Has anyone seen this Windows Event Viewer Error Code 718? I'm trying to setup a client VPN to one of our sites but get this error. It tries to connect and I get a login prompt but fails with "The connection was terminated because the remote computer did not respond in a timely manner." The same logs repeat every try too. I've deleted and rebuilt the VPN connection many times. I'd appreciate any help because 718 is not on the help https://documentation.meraki.com/MX/Client_VPN/Troubleshooting_Client_VPN. Thanks!

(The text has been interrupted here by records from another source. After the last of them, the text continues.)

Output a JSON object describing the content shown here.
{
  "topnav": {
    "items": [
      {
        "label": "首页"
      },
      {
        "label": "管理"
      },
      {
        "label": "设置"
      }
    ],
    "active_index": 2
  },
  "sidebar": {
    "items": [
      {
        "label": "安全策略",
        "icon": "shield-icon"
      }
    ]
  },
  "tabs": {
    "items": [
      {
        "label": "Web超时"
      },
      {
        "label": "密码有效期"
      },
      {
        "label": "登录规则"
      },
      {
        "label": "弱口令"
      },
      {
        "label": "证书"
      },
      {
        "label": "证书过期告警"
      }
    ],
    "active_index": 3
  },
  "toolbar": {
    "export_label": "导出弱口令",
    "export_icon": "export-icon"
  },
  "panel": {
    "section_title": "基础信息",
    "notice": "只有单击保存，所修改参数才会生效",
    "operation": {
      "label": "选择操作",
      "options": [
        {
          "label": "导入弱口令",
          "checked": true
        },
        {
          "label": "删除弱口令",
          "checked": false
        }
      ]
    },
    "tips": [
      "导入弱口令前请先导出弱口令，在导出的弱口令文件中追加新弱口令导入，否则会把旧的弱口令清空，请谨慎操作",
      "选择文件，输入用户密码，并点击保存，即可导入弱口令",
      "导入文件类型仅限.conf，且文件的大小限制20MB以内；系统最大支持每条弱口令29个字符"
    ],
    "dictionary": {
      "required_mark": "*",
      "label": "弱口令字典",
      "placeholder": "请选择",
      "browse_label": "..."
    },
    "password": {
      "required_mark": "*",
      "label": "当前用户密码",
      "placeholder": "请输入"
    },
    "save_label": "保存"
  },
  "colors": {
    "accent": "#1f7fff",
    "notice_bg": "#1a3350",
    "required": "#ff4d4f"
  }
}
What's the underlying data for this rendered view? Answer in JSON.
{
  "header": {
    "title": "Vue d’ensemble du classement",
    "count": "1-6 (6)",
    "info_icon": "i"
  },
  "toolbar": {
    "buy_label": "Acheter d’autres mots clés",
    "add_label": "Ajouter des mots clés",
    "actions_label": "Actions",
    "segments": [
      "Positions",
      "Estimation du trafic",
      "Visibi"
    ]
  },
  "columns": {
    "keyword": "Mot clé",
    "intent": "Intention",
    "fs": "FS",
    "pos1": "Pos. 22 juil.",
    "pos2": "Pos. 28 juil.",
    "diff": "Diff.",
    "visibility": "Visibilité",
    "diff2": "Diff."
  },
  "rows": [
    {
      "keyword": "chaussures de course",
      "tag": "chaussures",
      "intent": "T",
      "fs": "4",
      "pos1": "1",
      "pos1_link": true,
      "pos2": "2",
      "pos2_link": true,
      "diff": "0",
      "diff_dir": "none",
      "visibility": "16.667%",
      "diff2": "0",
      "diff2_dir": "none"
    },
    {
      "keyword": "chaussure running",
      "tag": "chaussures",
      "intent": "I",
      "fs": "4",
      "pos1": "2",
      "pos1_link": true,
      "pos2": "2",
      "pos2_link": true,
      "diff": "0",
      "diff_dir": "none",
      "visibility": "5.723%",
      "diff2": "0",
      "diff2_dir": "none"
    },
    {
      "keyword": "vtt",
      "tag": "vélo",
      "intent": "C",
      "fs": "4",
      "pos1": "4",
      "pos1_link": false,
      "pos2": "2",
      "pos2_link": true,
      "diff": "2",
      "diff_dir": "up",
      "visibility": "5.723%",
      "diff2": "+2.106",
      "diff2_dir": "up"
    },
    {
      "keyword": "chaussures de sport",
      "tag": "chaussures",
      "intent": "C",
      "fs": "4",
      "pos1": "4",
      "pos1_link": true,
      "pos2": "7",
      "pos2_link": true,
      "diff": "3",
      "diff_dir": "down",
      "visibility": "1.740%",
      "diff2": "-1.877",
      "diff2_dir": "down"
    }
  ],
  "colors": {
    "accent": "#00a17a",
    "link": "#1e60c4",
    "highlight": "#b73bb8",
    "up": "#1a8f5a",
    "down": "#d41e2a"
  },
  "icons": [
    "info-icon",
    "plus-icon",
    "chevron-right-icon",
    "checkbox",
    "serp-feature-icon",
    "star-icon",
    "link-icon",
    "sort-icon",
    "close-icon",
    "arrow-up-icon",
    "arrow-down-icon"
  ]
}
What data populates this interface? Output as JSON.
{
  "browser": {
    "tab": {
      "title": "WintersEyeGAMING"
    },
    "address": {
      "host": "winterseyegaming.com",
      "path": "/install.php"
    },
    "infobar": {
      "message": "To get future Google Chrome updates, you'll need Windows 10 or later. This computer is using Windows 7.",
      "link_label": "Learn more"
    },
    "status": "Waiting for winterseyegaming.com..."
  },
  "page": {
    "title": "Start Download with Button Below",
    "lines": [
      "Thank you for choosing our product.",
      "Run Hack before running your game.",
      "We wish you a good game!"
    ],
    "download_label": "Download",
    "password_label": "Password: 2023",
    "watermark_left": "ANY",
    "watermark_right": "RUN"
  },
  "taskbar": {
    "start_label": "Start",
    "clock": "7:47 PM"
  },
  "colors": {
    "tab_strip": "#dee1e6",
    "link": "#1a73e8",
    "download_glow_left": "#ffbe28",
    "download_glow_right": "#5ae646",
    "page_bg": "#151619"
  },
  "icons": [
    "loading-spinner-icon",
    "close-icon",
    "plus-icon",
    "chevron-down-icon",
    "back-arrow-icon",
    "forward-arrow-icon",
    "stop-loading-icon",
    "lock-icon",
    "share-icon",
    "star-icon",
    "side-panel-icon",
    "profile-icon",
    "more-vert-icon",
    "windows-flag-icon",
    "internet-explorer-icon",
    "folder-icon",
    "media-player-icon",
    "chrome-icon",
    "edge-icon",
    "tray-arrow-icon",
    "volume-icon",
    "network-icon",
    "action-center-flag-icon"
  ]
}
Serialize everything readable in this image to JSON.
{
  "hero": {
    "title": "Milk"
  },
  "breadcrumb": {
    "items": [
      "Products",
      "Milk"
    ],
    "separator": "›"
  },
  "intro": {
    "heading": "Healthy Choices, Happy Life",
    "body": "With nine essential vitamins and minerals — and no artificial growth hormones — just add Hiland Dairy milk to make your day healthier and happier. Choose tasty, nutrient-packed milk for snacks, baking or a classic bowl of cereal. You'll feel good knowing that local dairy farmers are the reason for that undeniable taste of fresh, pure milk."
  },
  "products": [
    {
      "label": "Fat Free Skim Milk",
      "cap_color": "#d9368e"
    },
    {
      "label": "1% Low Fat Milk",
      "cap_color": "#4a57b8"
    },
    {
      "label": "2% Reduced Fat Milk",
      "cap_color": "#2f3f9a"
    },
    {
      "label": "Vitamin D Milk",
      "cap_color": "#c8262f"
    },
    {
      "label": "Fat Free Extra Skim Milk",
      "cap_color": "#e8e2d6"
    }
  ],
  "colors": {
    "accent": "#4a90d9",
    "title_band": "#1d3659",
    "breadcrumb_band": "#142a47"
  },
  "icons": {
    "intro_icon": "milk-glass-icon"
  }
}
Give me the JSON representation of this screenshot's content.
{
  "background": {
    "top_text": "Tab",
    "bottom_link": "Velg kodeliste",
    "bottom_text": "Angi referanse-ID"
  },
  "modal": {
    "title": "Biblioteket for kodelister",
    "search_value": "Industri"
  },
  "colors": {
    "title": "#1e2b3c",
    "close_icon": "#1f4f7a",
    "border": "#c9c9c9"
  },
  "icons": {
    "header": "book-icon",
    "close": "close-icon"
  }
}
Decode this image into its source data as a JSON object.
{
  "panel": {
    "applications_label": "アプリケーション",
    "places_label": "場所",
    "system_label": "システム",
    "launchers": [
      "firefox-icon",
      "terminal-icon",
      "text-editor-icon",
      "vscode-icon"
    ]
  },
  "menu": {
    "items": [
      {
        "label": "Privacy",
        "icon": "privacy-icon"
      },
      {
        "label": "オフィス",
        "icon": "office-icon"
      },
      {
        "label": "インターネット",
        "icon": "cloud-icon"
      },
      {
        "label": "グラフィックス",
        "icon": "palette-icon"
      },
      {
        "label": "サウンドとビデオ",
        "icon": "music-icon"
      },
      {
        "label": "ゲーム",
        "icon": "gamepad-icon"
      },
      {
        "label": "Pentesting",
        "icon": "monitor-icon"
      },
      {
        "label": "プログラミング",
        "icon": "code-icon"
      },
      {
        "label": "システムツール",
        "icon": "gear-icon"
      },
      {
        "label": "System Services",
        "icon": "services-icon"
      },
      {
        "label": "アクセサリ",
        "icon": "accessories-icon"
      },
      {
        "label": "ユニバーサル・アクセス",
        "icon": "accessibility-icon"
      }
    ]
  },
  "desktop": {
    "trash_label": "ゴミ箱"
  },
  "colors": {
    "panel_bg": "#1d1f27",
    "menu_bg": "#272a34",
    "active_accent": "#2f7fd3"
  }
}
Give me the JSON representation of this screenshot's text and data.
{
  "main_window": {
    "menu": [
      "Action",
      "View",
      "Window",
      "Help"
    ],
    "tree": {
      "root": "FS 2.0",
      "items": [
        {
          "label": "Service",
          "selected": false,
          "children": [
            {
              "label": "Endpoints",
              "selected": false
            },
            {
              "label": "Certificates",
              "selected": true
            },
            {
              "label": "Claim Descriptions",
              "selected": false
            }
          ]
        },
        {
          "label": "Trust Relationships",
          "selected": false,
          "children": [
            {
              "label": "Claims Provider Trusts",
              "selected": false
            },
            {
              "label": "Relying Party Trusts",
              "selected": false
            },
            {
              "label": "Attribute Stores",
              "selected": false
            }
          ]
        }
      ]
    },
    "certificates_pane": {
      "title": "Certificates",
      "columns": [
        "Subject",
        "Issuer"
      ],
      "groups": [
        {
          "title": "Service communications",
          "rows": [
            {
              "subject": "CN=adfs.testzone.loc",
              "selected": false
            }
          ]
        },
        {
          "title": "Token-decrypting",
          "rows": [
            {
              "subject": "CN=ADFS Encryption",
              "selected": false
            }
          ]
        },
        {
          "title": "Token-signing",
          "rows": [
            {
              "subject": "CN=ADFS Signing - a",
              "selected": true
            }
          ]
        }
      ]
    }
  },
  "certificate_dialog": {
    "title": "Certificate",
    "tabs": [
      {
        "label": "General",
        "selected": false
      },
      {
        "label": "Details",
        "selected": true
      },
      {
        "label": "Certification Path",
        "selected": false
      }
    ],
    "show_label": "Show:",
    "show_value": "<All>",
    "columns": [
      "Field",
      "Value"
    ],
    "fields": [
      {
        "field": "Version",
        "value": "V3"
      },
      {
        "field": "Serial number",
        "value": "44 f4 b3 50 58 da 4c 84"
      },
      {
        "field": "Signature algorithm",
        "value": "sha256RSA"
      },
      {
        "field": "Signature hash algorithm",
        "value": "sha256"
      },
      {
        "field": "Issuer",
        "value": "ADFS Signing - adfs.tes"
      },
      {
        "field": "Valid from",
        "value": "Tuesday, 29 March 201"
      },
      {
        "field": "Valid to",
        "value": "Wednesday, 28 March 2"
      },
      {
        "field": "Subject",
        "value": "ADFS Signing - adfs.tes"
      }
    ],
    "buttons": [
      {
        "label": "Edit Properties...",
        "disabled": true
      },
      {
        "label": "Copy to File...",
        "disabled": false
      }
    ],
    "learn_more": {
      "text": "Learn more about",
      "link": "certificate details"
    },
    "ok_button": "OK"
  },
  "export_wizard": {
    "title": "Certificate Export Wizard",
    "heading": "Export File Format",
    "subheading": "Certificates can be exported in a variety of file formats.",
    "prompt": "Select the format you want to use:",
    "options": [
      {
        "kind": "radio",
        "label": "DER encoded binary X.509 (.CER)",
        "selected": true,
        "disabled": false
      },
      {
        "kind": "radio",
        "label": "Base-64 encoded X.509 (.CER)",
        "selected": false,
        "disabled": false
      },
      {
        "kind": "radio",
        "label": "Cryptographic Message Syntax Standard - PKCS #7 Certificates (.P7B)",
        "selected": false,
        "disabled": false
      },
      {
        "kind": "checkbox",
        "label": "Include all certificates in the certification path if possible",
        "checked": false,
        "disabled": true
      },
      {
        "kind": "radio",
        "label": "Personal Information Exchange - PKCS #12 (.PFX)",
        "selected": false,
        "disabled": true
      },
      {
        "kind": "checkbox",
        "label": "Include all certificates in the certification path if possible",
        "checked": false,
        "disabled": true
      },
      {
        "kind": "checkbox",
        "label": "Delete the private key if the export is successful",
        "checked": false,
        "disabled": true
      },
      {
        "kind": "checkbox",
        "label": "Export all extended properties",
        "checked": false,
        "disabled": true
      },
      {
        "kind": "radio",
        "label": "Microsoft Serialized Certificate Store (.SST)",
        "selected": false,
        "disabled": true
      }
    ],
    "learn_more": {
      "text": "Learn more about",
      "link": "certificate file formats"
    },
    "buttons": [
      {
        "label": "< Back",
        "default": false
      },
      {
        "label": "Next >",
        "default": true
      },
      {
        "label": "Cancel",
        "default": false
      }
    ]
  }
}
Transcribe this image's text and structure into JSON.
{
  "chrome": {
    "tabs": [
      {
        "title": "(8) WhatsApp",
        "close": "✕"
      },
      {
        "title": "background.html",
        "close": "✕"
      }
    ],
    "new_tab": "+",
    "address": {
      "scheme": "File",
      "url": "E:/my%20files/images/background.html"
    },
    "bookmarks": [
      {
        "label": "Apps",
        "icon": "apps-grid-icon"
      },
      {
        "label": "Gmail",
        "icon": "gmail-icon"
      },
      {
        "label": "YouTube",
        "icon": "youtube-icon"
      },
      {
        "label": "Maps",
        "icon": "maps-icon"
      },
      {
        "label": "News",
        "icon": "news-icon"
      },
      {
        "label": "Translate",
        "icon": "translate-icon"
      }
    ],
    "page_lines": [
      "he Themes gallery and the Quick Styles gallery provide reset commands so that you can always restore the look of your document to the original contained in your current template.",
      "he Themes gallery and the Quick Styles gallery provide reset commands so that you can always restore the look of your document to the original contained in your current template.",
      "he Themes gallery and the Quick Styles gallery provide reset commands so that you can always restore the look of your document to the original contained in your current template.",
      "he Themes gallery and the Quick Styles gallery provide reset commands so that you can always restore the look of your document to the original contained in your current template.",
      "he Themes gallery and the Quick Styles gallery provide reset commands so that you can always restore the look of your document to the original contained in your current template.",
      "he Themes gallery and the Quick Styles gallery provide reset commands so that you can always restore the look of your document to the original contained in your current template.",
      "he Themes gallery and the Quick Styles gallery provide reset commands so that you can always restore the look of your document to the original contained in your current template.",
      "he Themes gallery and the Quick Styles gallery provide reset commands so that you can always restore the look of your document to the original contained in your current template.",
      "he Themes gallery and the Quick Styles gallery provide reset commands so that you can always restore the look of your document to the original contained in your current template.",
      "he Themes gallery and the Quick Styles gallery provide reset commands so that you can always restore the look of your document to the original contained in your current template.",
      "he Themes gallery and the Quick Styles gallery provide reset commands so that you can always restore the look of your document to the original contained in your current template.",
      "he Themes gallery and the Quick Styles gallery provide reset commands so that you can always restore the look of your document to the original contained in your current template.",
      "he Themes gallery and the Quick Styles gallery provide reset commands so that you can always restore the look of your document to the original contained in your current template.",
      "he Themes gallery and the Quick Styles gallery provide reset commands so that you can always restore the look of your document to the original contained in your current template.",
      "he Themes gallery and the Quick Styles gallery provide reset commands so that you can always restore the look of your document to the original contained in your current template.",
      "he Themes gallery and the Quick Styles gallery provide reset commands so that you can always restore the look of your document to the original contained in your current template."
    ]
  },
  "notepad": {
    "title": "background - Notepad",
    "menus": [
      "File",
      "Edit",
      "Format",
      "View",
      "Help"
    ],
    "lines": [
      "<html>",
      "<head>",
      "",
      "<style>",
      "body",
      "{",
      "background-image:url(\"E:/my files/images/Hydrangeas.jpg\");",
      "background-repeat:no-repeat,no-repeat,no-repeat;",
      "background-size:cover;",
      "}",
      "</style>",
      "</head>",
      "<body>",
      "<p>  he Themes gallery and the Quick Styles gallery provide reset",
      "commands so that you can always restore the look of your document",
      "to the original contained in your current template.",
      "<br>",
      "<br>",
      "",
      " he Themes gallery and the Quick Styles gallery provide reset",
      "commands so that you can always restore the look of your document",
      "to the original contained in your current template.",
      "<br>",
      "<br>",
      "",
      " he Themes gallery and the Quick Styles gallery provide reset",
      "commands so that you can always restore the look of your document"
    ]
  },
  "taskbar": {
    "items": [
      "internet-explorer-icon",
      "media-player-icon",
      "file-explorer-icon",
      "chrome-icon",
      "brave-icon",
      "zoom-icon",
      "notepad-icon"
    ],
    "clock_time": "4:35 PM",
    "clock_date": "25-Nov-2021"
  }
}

Feb 5 13:08:16 | Non-Meraki / Client VPN negotiation | msg: ISAKMP-SA deleted IPx.x.x.118[4500]-x.x.x.146[4500] spi:5fada4c87aee2278:cd839c4b4a14cd46 | |
Feb 5 13:08:16 | Non-Meraki / Client VPN negotiation | msg: ISAKMP-SA expired IPx.x.x.118[4500]-x.x.x.188.146[4500] spi:5fada4c87aee2278:cd839c4b4a14cd46 | |
Feb 5 13:08:16 | Non-Meraki / Client VPN negotiation | msg: purged IPsec-SA proto_id=ESP spi=691213782. | |
Feb 5 13:07:36 | Non-Meraki / Client VPN negotiation | msg: IPsec-SA established: ESP/Transport x.x.x.118[4500]->x.x.x.146[4500] spi=691213782(0x293315d6) | |
Feb 5 13:07:36 | Non-Meraki / Client VPN negotiation | msg: IPsec-SA established: ESP/Transport x.x.x.118[4500]->x.x.x.146[4500] spi=173791877(0xa5bda85) | |
Feb 5 13:07:36 | Non-Meraki / Client VPN negotiation | msg: ISAKMP-SA established x.x.x.118[4500]-x.x.x.146[4500] spi:5fada4c87aee2278:cd839c4b4a14cd46 | |
Feb 5 13:07:36 | Non-Meraki / Client VPN negotiation | msg: invalid DH group 19. | |
Feb 5 13:07:36 | Non-Meraki / Client VPN negotiation | msg: invalid DH group 20. |
The remote site seems to be sitting behind another device doing NAT. Can you get rid of that so the public IP is directly on the remote MX itself?
Failing that, make sure udp/500 and UDP/4500 are NATed through to the remote MX.
Failing that, seem if there is a firmware upgrade for the device sitting in front of the remote MX.
The Public IP is directly connected to the MX84 and I'm testing from a Commercial Comcast circuit. The firmware says it's up to date:
I'm going to look more into the UDP ports 500 and 4500. Thanks for the feedback!
Do you have the same problem when the client connects from a different Internet connection - such as a 4G connection?
>The Public IP is directly connected to the MX84 and I'm testing from a Commercial Comcast circuit.
To be clear, the MX84 uplink tab reports a public IP address on its WAN interface (not a private IP NATed to a public IP)?